そして、「私の演技でそれを示すことができれば、言葉より行動で説得できると思った」と語り、俳優として作品に向き合った理由を明かしている。
その信頼の背景には、「未成年裁判」でタッグを組んだホン・ジョンチャン監督の存在もあった。
キム・ムヨルは、「『未成年裁判』も難しく繊細なテーマを扱った作品だったが、真摯に向き合った経験があったので信頼して参加することができた」と振り返っている。
一方、ホン監督も原作を巡る懸念を十分認識していた。
監督は「原作への懸念には十分共感していた」とした上で、「不快に感じられる部分は制作段階で整理した」と説明。「原作の持つ痛快さは生かしながらも、現実に起きている出来事として受け止められるよう、誇張や押し付けにならない表現を心掛けた」と語った。
さらに、議論を呼んだ体罰描写についても、「個人的に体罰はいかなる形でも容認できない」としながら、「ドラマの中ではエンターテインメント要素として機能している部分がある」と自身の考えを明かしている。
公開前には論争作として注目された「鉄槌教師」だが、公開後は作品そのものへの評価が広がっている。
キム・ムヨルが演じるナ・ファジンは、単なる正義のヒーローではない。

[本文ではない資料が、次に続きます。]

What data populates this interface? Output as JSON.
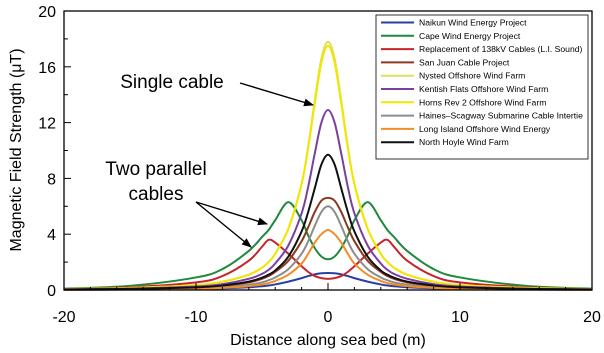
{
  "chart_data": {
    "type": "line",
    "title": "",
    "xlabel": "Distance along sea bed (m)",
    "ylabel": "Magnetic Field Strength (μT)",
    "xlim": [
      -20,
      20
    ],
    "ylim": [
      0,
      20
    ],
    "xticks": [
      "-20",
      "-10",
      "0",
      "10",
      "20"
    ],
    "yticks": [
      "0",
      "4",
      "8",
      "12",
      "16",
      "20"
    ],
    "grid": false,
    "legend_position": "top-right",
    "annotations": {
      "single": "Single cable",
      "two_line1": "Two parallel",
      "two_line2": "cables"
    },
    "x": [
      -20,
      -15,
      -10,
      -8,
      -6,
      -5,
      -4.5,
      -4,
      -3,
      -2,
      -1.5,
      -1,
      -0.5,
      0,
      0.5,
      1,
      1.5,
      2,
      3,
      4,
      4.5,
      5,
      6,
      8,
      10,
      15,
      20
    ],
    "series": [
      {
        "name": "Naikun Wind Energy Project",
        "color": "#2b3fa0",
        "values": [
          0.02,
          0.04,
          0.08,
          0.12,
          0.2,
          0.27,
          0.32,
          0.4,
          0.6,
          0.85,
          1.0,
          1.12,
          1.2,
          1.22,
          1.2,
          1.12,
          1.0,
          0.85,
          0.6,
          0.4,
          0.32,
          0.27,
          0.2,
          0.12,
          0.08,
          0.04,
          0.02
        ]
      },
      {
        "name": "Cape Wind Energy Project",
        "color": "#1f8a3c",
        "values": [
          0.1,
          0.3,
          0.9,
          1.5,
          2.8,
          3.8,
          4.3,
          5.0,
          6.3,
          5.0,
          3.9,
          3.0,
          2.4,
          2.2,
          2.4,
          3.0,
          3.9,
          5.0,
          6.3,
          5.0,
          4.3,
          3.8,
          2.8,
          1.5,
          0.9,
          0.3,
          0.1
        ]
      },
      {
        "name": "Replacement of 138kV Cables (L.I. Sound)",
        "color": "#c8252b",
        "values": [
          0.05,
          0.2,
          0.55,
          1.0,
          2.1,
          3.1,
          3.6,
          3.4,
          2.6,
          1.7,
          1.3,
          1.0,
          0.85,
          0.8,
          0.85,
          1.0,
          1.3,
          1.7,
          2.6,
          3.4,
          3.6,
          3.1,
          2.1,
          1.0,
          0.55,
          0.2,
          0.05
        ]
      },
      {
        "name": "San Juan Cable Project",
        "color": "#8b3a1e",
        "values": [
          0.03,
          0.07,
          0.16,
          0.28,
          0.55,
          0.8,
          1.0,
          1.3,
          2.1,
          3.5,
          4.5,
          5.6,
          6.4,
          6.6,
          6.4,
          5.6,
          4.5,
          3.5,
          2.1,
          1.3,
          1.0,
          0.8,
          0.55,
          0.28,
          0.16,
          0.07,
          0.03
        ]
      },
      {
        "name": "Nysted Offshore Wind Farm",
        "color": "#d9e25a",
        "values": [
          0.07,
          0.15,
          0.35,
          0.6,
          1.1,
          1.6,
          2.0,
          2.6,
          4.4,
          7.6,
          10.3,
          13.6,
          16.6,
          17.8,
          16.6,
          13.6,
          10.3,
          7.6,
          4.4,
          2.6,
          2.0,
          1.6,
          1.1,
          0.6,
          0.35,
          0.15,
          0.07
        ]
      },
      {
        "name": "Kentish Flats Offshore Wind Farm",
        "color": "#7b3fa0",
        "values": [
          0.05,
          0.1,
          0.25,
          0.42,
          0.8,
          1.15,
          1.45,
          1.9,
          3.2,
          5.5,
          7.4,
          9.8,
          12.0,
          12.9,
          12.0,
          9.8,
          7.4,
          5.5,
          3.2,
          1.9,
          1.45,
          1.15,
          0.8,
          0.42,
          0.25,
          0.1,
          0.05
        ]
      },
      {
        "name": "Horns Rev 2 Offshore Wind Farm",
        "color": "#f2e600",
        "values": [
          0.07,
          0.15,
          0.35,
          0.6,
          1.1,
          1.6,
          2.0,
          2.6,
          4.4,
          7.6,
          10.2,
          13.4,
          16.3,
          17.5,
          16.3,
          13.4,
          10.2,
          7.6,
          4.4,
          2.6,
          2.0,
          1.6,
          1.1,
          0.6,
          0.35,
          0.15,
          0.07
        ]
      },
      {
        "name": "Haines–Scagway Submarine Cable Intertie",
        "color": "#8c8c8c",
        "values": [
          0.02,
          0.05,
          0.12,
          0.2,
          0.38,
          0.55,
          0.7,
          0.9,
          1.5,
          2.6,
          3.5,
          4.6,
          5.6,
          6.0,
          5.6,
          4.6,
          3.5,
          2.6,
          1.5,
          0.9,
          0.7,
          0.55,
          0.38,
          0.2,
          0.12,
          0.05,
          0.02
        ]
      },
      {
        "name": "Long Island Offshore Wind Energy",
        "color": "#f28c28",
        "values": [
          0.02,
          0.04,
          0.09,
          0.15,
          0.28,
          0.4,
          0.5,
          0.65,
          1.1,
          1.9,
          2.6,
          3.4,
          4.0,
          4.3,
          4.0,
          3.4,
          2.6,
          1.9,
          1.1,
          0.65,
          0.5,
          0.4,
          0.28,
          0.15,
          0.09,
          0.04,
          0.02
        ]
      },
      {
        "name": "North Hoyle Wind Farm",
        "color": "#111111",
        "values": [
          0.04,
          0.08,
          0.19,
          0.32,
          0.6,
          0.88,
          1.1,
          1.4,
          2.4,
          4.2,
          5.6,
          7.3,
          9.0,
          9.7,
          9.0,
          7.3,
          5.6,
          4.2,
          2.4,
          1.4,
          1.1,
          0.88,
          0.6,
          0.32,
          0.19,
          0.08,
          0.04
        ]
      }
    ]
  }
}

被害者に寄り添いながら教育現場の問題と向き合い、視聴者にさまざまな問いを投げ掛ける存在だ。
キム・ムヨル自身も、「ナ・ファジンは暗い過去を抱えた人物だが、被害者たちを理解していく過程で多面的な姿が見えるよう演じた」と語っていた。
論争から始まった作品は、今や世界43か国で1位を記録する話題作となった。
その中心には、作品のメッセージを信じ、「言葉ではなく演技で示したい」と語ったキム・ムヨルの存在がある。